The best tip is to marry someone you want to stay with for life. Makes the whole thing simpler.
SnakeDoc
If you go through a divorce, I honestly figure protecting your toys will be among your lesser concerns ... so I wouldn't worry that much about it. Aside from the emotional devistation, there are typically much more valuable assets to argue over ... not to mention custody of children.
Don't lose a good girl because you're scared she'll make off with your comic book collection ... and if you're gonna marry a lousy girl, then your comic book collection is the least of your worries.
SnakeDoc
Perhaps she meant she won't let you survive without her.
"You cannot survive without me!!"
Bang ...... Bang ..... bang, bang, bang, bang, bang ... click, click ... *pistolwhip*.
SnakeDoc
And she also told me I wouldn't be able to survive without her.
Hi honey! New car, new women, DOUBLE DOWNS, Nat Light (ugh), and I'm currently packing to move into a house that I just bought. Guess I couldn't take care of myself after all.
Wow. Am I mistaken or am I actually reading posts DEFENDING divorce.
I don't know about anyone else. But I don't really care about the legalities of marriage nor the religious aspects of it.
To me, marriage is a bond, a promise, a vow to the other person that you will be the single thing that they can count on all of their life.
Most importantly, it is your word. What makes it OK to go back on your word? Has it become chic to break a vow? Is that ethically correct, now?
Or am I completely missing some aspect of marriage that makes it OK to divorce, now.
Please explain all that to my ex wife. I tried that route.
Forced marriages that last forever with two miserable people are 100x worse than a divorce imo. Since my divorce I am much much happier, as is my ex. We see each other and talk with zero issues now. Her life is good, as is mine. Had we stayed together I have no doubt we would have ended up HATING each other. In a perfect world we would have been happy forever, but its not a perfect world. We had about 8 great years together, and a couple really horrible ones. I regret none of it, but it just wasn't meant to be. Why couples who hate each other stay together is beyond me. Why live like that?
The idea of marriage is a little whacky to begin with really. You are making a commitment to one person forever based on the person you know now. Whos to say what they, or you, will be like in 10, 20, 30 years down the road.
Anyway, its a moot point. Sometimes it works, sometimes it doesnt. Such is life.
Forced marriages that last forever with two miserable people are 100x worse than a divorce imo.
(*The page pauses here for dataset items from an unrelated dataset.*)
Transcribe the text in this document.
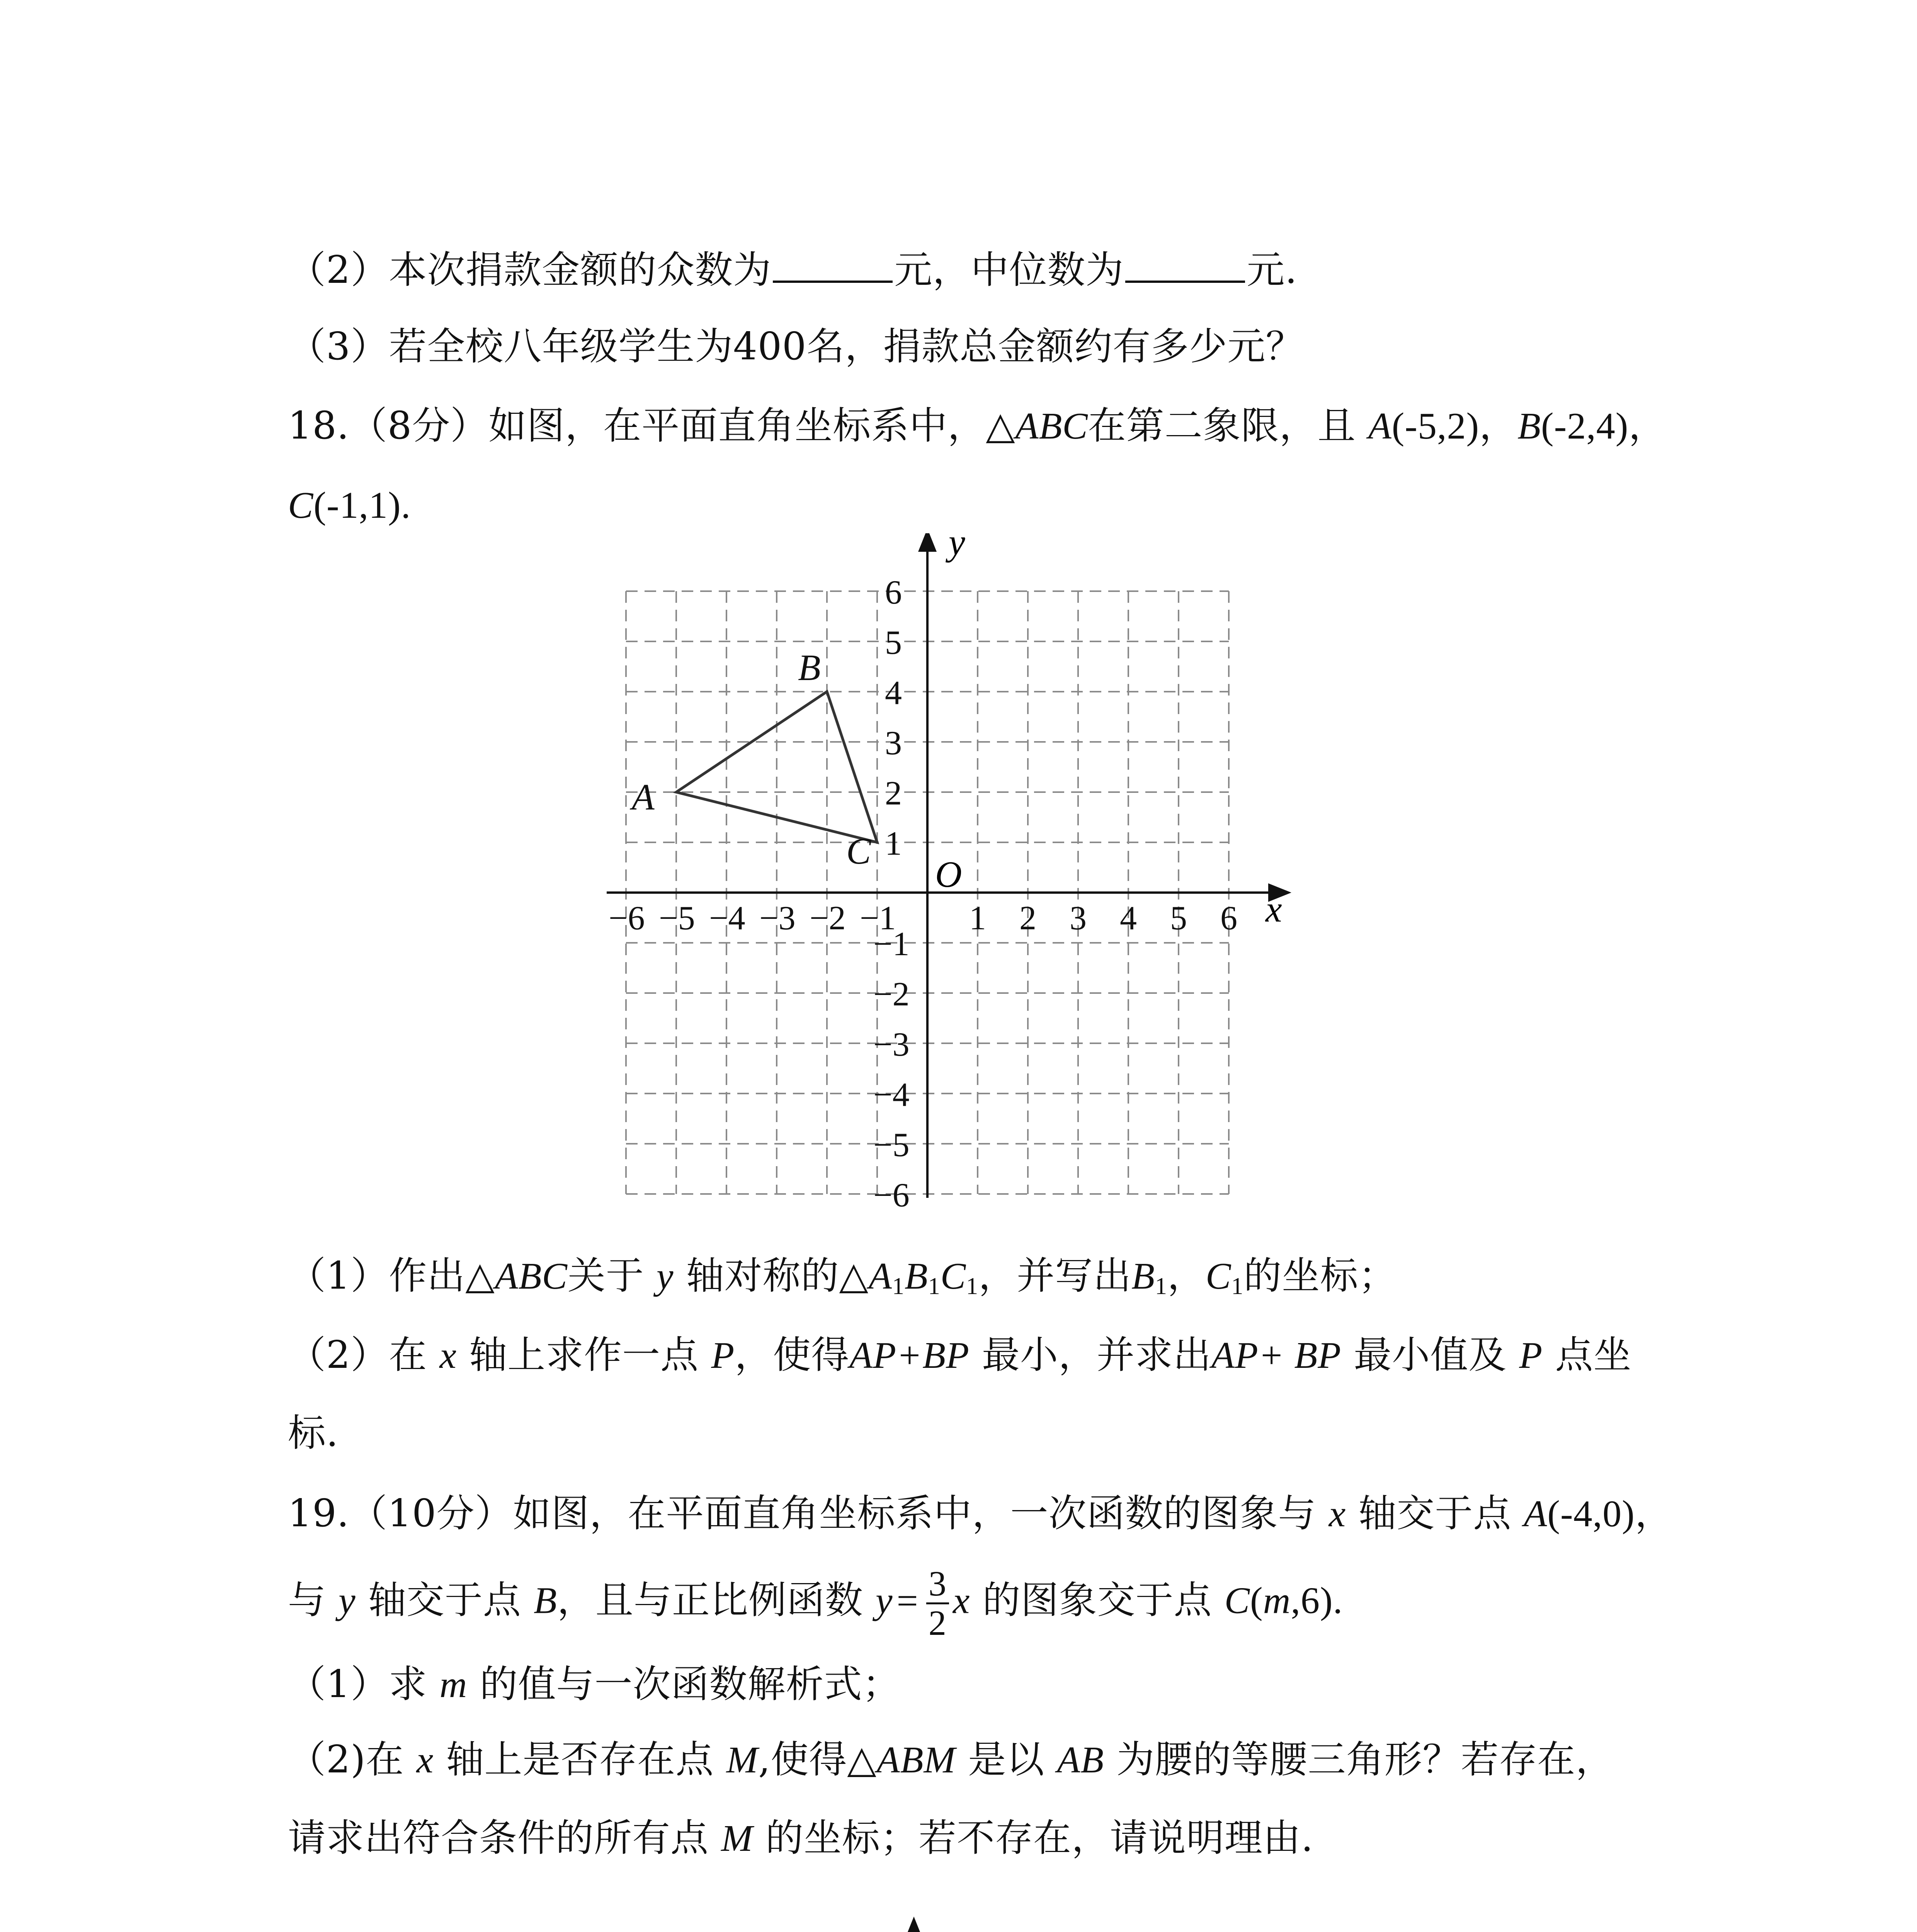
（2）本次捐款金额的众数为	元，中位数为	元.
（3）若全校八年级学生为400名，捐款总金额约有多少元？
18.（8分）如图，在平面直角坐标系中，△ABC在第二象限，且 A(-5,2)，B(-2,4)，
C(-1,1).
−6 −5 −4 −3 −2 −1 1 2 3 4 5 6
1
2
3
4
5
6
−1
−2
−3
−4
−5
−6
A
B
C
x
y
O
（1）作出△ABC关于 y 轴对称的$\triangle A_1B_1C_1$，并写出$B_1$，$C_1$的坐标；
（2）在 x 轴上求作一点 P，使得AP+BP 最小，并求出AP+ BP 最小值及 P 点坐
标.
19.（10分）如图，在平面直角坐标系中，一次函数的图象与 x 轴交于点 A(-4,0)，
与 y 轴交于点 B，且与正比例函数 $y = \frac{3}{2}$ x 的图象交于点 C(m,6).
（1）求 m 的值与一次函数解析式；
（2)在 x 轴上是否存在点 M,使得△ABM 是以 AB 为腰的等腰三角形？若存在，
请求出符合条件的所有点 M 的坐标；若不存在，请说明理由.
Since my divorce I am much much happier, as is my ex. We see each other and talk with zero issues now. Her life is good, as is mine. Had we stayed together I have no doubt we would have ended up HATING each other. In a perfect world we would have been happy forever, but its not a perfect world. We had about 8 great years together, and a couple really horrible ones. I regret none of it, but it just wasn't meant to be. Why couples who hate each other stay together is beyond me. Why live like that?
The idea of marriage is a little whacky to begin with really. You are making a commitment to one person forever based on the person you know now. Whos to say what they, or you, will be like in 10, 20, 30 years down the road.
Anyway, its a moot point. Sometimes it works, sometimes it doesnt. Such is life.